How does early experience shape ourselves? We have shown such critical period brain development is triggered by specific parvalbumin (PV)-positive GABA cells, then hard-wired by sequential re-configuration of spines and inputs upon pyramidal cell dendrites. At a genomic level, a far more widespread world of non-coding RNA (ncRNA) has been identified than previously anticipated. Accelerated regions of change in ncRNA sequences expressed in strategic cell types appear vital to human brain evolution. By rapidly regulating mRNA translation even distally, ncRNAs may be particularly adapted to respond to constantly changing environments, defining a unique milieu for maintaining the identity of individual neurons. Strikingly, the role of ncRNAs in brain function (and dysfunction) remains virtually unknown. We will explore their contribution to the onset and permanence of critical period brain development. Using replication-defective adenoviral vectors, we will develop ?pulse gene transfer? into specific progenitor cells in a neuronal birthdate-specific manner in mice. By covalently linking magnetic beads, innovative constructs containing specific ncRNA sequences or inducible Crerecombinases will be focused in utero for late over-expression or deletion of endogenous ncRNAs in PV-cells. Virally infected pyramidal cell cohorts will similarly be manipulated postnatally by their canonical inside-out laminar origins.

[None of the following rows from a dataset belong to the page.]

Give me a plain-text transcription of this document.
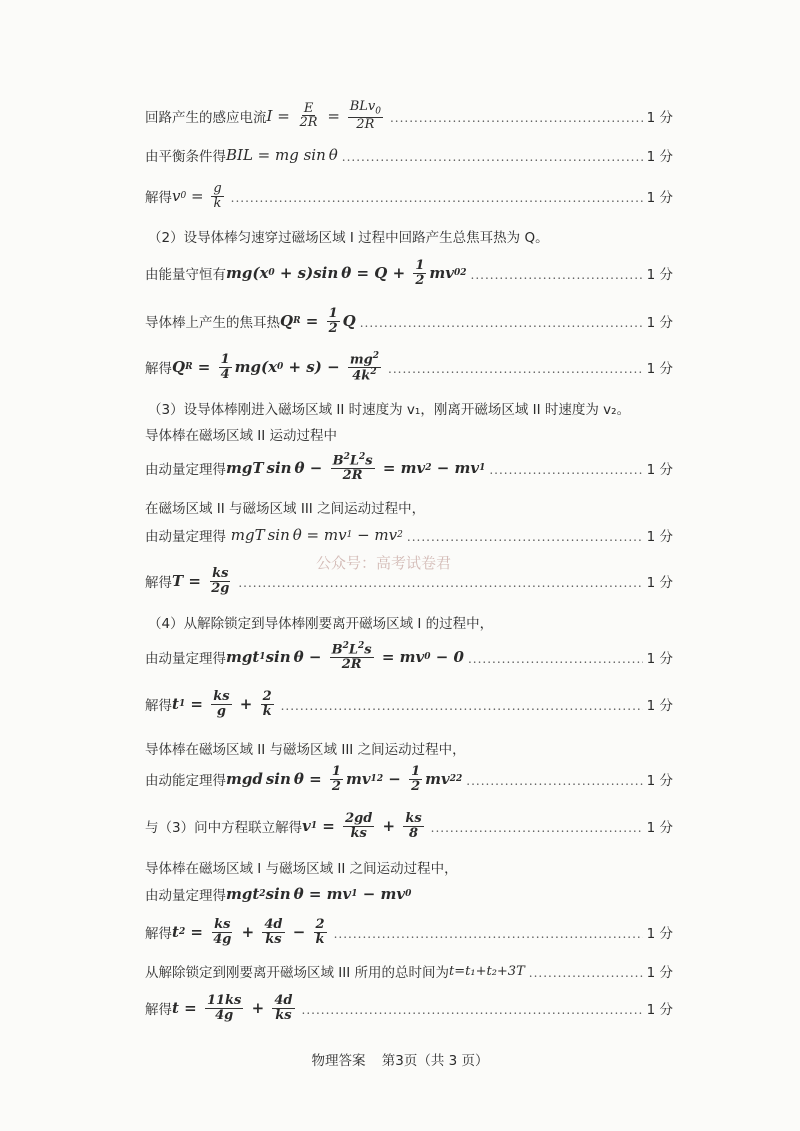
回路产生的感应电流 $I = \frac{E}{2R} = \frac{BLv_0}{2R}$ .....	1 分
由平衡条件得 BIL = mg sin θ .....	1 分
解得 v $0 = \frac{g}{k}$ .....	1 分
（2）设导体棒匀速穿过磁场区域 I 过程中回路产生总焦耳热为 Q。
由能量守恒有 mg(x 0 + s)sin $\theta = Q + \frac{1}{2}$ mv 0 2 .....	1 分
导体棒上产生的焦耳热 Q $R = \frac{1}{2}$ Q .....	1 分
解得 Q $R = \frac{1}{4} mg(x$ $0 + s) - \frac{mg^2}{4k^2}$ .....	1 分
（3）设导体棒刚进入磁场区域 II 时速度为 v₁，刚离开磁场区域 II 时速度为 v₂。
导体棒在磁场区域 II 运动过程中
由动量定理得 mgT $\sin \theta - \frac{B^2L^2s}{2R}$ = mv 2 − mv 1 .....	1 分
在磁场区域 II 与磁场区域 III 之间运动过程中，
由动量定理得 mgT sin θ = mv 1 − mv 2 .....	1 分
解得 $T = \frac{ks}{2g}$ .....	1 分
（4）从解除锁定到导体棒刚要离开磁场区域 I 的过程中，
由动量定理得 mgt 1 $\sin \theta - \frac{B^2L^2s}{2R}$ = mv 0 − 0 .....	1 分
解得 t $1 = \frac{ks}{g} + \frac{2}{k}$ .....	1 分
导体棒在磁场区域 II 与磁场区域 III 之间运动过程中，
由动能定理得 mgd $\sin \theta = \frac{1}{2}$ mv 1 $2 - \frac{1}{2}$ mv 2 2 .....	1 分
与（3）问中方程联立解得 v $1 = \frac{2gd}{ks} + \frac{ks}{8}$ .....	1 分
导体棒在磁场区域 I 与磁场区域 II 之间运动过程中，
由动量定理得 mgt 2 sin θ = mv 1 − mv 0
解得 t $2 = \frac{ks}{4g} + \frac{4d}{ks} - \frac{2}{k}$ .....	1 分
从解除锁定到刚要离开磁场区域 III 所用的总时间为 t=t₁+t₂+3T .....	1 分
解得 $t = \frac{11ks}{4g} + \frac{4d}{ks}$ .....	1 分
公众号：高考试卷君
物理答案 第3页（共 3 页）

An integrated assessment of electrophysiological, optical imaging, anatomical and behavioral measures of vision, audition and social behaviors will be performed on these various mouse models. We will then test the hypothesis that ncRNAs act as molecular switches to regulate gene networks within neural networks. By coordinating maturation of PV-cells and the propagation of well-orchestrated changes across cortical layers, ncRNA may establish the timecourse of experience-dependent brain plasticity. Behavioral and physiological reactivation in adulthood would elucidate the purpose of critical periods. Importantly, our work will identify novel methods and therapeutic targets for developmental brain disorders, like autism or schizophrenia, which tragically incarcerate the mind.

早期体验如何塑造自己？我们已经显示了如此关键的时期大脑 开发是由特定的白细胞蛋白（PV）阳性GABA细胞触发的，然后由 脊柱和输入在锥体细胞树突上的顺序重新配置。在基因组水平上 已经确定了比以前更广泛的非编码RNA（NCRNA）的世界 预期。在战略细胞类型中表达的NCRNA序列变化的加速区域 对于人脑的进化至关重要。通过迅速调节mRNA翻译甚至远端， NCRNA可能特别适应响应不断变化的环境，定义 保持单个神经元身份的独特环境。 令人惊讶的是，NCRNA在脑功能（和功能障碍）中的作用几乎是未知的。我们 将探索他们对关键时期大脑发育的发作和永久性的贡献。 使用复制缺陷的腺病毒载体，我们会发展脉冲基因转移？具体 祖细胞在小鼠中以神经元出生的特异性方式。通过共价连接磁性 珠子，含有特定NCRNA序列或诱导型凝集酶的创新构建体 将集中在子宫内，以进行过度表达或内源性缺失 PV细胞中的NCRNA。病毒感染的锥体细胞组将类似地被操纵 在产后通过其规范的内而外的层流起源。对 电生理，光学成像，视觉，试听和行为的衡量标准 社交行为将在这些各种鼠标模型上执行。 然后，我们将测试NCRNA充当分子开关以调节基因的假设 神经网络中的网络。通过协调PV细胞的成熟和传播 在皮层层之间进行了精心修整的变化，NCRNA可以建立 依赖经验的大脑可塑性。成年后的行为和生理重新激活 将阐明关键时期的目的。重要的是，我们的工作将确定新方法 以及用于发育性脑部疾病的治疗靶点，例如自闭症或精神分裂症， 悲惨地监禁思想。